Click on the Image to get a larger readable version of this onboard flyer or download a PDF of this article here

Click on the image to read Emperor Hirohito's "Will"

Not long after V-J Day, they received a gag "will" of the Emperor Hirohito. Some may find this offensive, but I think it does express the mood at the time.

 

My Father was a 1st Lieutenant of the 40th Light Signal Construction battalion; they were among the first who went aboard the Sea Robin on the 30th August in preparation for all the other men.

He was known as Fred by most of his friends at the time. The paper conveys many thanks of gratitude towards my Father's battalion for pulling KP duty aboard the ship as well as the results of a football game where my Father's Battalion were whipped by 394th Fighter Squadron 18-11.

When the battalion returned, they were assigned to Camp Gruber, Oklahoma, where it was inactivated on 25 January 1946.

Between April and June 1945, the 40th was assigned to various duties cleaning up and supporting the US Forces in Germany until they were stationed down in Marseilles, France. At the end of World War Two, the armed forces of the ETO thought that they would be heading out to the Pacific, and at the last moment, this was called off by the unconditional surrender of Japan in early August of 1945.

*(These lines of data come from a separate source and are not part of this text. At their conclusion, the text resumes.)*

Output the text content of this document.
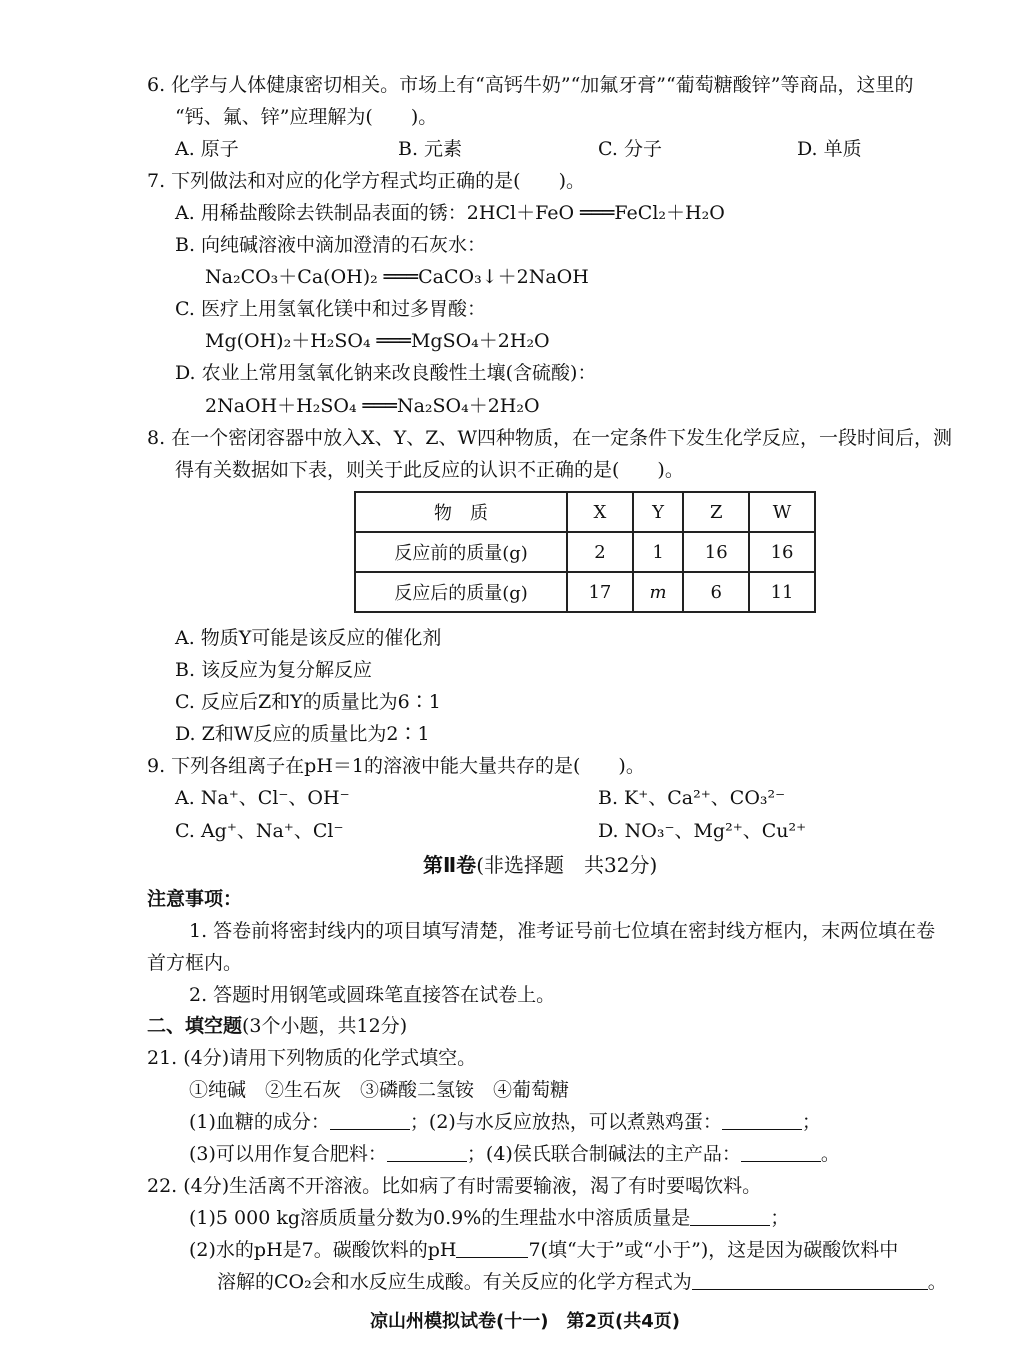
6. 化学与人体健康密切相关。市场上有“高钙牛奶”“加氟牙膏”“葡萄糖酸锌”等商品，这里的
“钙、氟、锌”应理解为(　　)。
A. 原子	B. 元素	C. 分子	D. 单质
7. 下列做法和对应的化学方程式均正确的是(　　)。
A. 用稀盐酸除去铁制品表面的锈：2HCl＋FeO ═══FeCl₂＋H₂O
B. 向纯碱溶液中滴加澄清的石灰水：
Na₂CO₃＋Ca(OH)₂ ═══CaCO₃↓＋2NaOH
C. 医疗上用氢氧化镁中和过多胃酸：
Mg(OH)₂＋H₂SO₄ ═══MgSO₄＋2H₂O
D. 农业上常用氢氧化钠来改良酸性土壤(含硫酸)：
2NaOH＋H₂SO₄ ═══Na₂SO₄＋2H₂O
8. 在一个密闭容器中放入X、Y、Z、W四种物质，在一定条件下发生化学反应，一段时间后，测
得有关数据如下表，则关于此反应的认识不正确的是(　　)。
物　质	X	Y	Z	W
反应前的质量(g)	2	1	16	16
反应后的质量(g)	17	m	6	11
A. 物质Y可能是该反应的催化剂
B. 该反应为复分解反应
C. 反应后Z和Y的质量比为6∶1
D. Z和W反应的质量比为2∶1
9. 下列各组离子在pH＝1的溶液中能大量共存的是(　　)。
A. Na⁺、Cl⁻、OH⁻	B. K⁺、Ca²⁺、CO₃²⁻
C. Ag⁺、Na⁺、Cl⁻	D. NO₃⁻、Mg²⁺、Cu²⁺
第Ⅱ卷(非选择题　共32分)
注意事项：
1. 答卷前将密封线内的项目填写清楚，准考证号前七位填在密封线方框内，末两位填在卷
首方框内。
2. 答题时用钢笔或圆珠笔直接答在试卷上。
二、填空题(3个小题，共12分)
21. (4分)请用下列物质的化学式填空。
①纯碱　②生石灰　③磷酸二氢铵　④葡萄糖
(1)血糖的成分：	；(2)与水反应放热，可以煮熟鸡蛋：	；
(3)可以用作复合肥料：	；(4)侯氏联合制碱法的主产品：	。
22. (4分)生活离不开溶液。比如病了有时需要输液，渴了有时要喝饮料。
(1)5 000 kg溶质质量分数为0.9%的生理盐水中溶质质量是	；
(2)水的pH是7。碳酸饮料的pH	7(填“大于”或“小于”)，这是因为碳酸饮料中
溶解的CO₂会和水反应生成酸。有关反应的化学方程式为	。
凉山州模拟试卷(十一)　第2页(共4页)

A description of this can be found in a an article called "Sweating it Out" in the Stars and Stripes August 5th 1945. (The day before American forces dropped the Atomic Bomb on Hiroshima)

"Out on the dusty, rolling fields of the Champagne Plain in northeastern France one of the most tremendous tasks in military history is being pushed along at high speed and gaining momentum every day. Here is the place where the cream of America's military might in the ETO is being collected, shaped up and readied for the final crushing blows against the remaining enemy- Japan.

It's a hurly-burly, rushing process that appears to have no system and yet, paradoxically, is all system, finely worked out to the last detail.

In less than two months the giant Assembly Area Command has taken more than 170,000 troops, whisked them through its network of redeployment camps, and sped them on their way to the United States and the Pacific. The sprawling redeployment tent cities of the Assembly Area sometimes seem like rip-roaring boom towns, with battle-hardened soldiers in combat boots crowding PXs and drinking beer, while off in a corner somebody tinkles out hillbilly music on a banjo. Other times the camps seem like small-time college campuses, some men playing baseball, others loafing in the sun. all waiting to be processed.

Basically, there are only two things common to all the redeployment camps the routine processing of all the troops passing through, and the dust that rises from the roads as trucks roll along in almost endless convoy.

As far as the average GI being redeployed is concerned, the camps themselves vary widely even though the tents, food and general accommodations are the same. The contrast arises out of a little matter known as chicken. Sometimes units quartered side by side in ones camp will provide a striking contrast. One unit will be having a rest cure, devoting its time exclusively to getting processed and taking it easy. Another will be drilling, marching, standing formations."

On the 30th of August 1944, the 40th battalion stepped aboard the Troopship SS Sea Robin to prepare for the journey home.

They were the first unit to pull Kitchen duty and guard duty as the the other troops were assigned to the ship. Once again the 40th had been first!

The men engaged in football games, where unfortunately they didn't come first, but second. The 40th Signal Battalion were whipped by the 394th Fighter Squadron in a score of 18-11.

The journey across the Atlantic began on the morning of October the 1st, and lasted eight days.

Finally the men of the 40th could swap stories and relax for change in the knowledge that they would be home soon.

They arrived in Boston on September the 9th 1945, and departed by rail for Camp Myles Standish in Massachusetts and then Fort Dix in New Jersey.

At this point, enlisted men returned home, and the officers reported to Camp Gruber, Oklahoma.

The 40th was inactivated on 25 January 1946.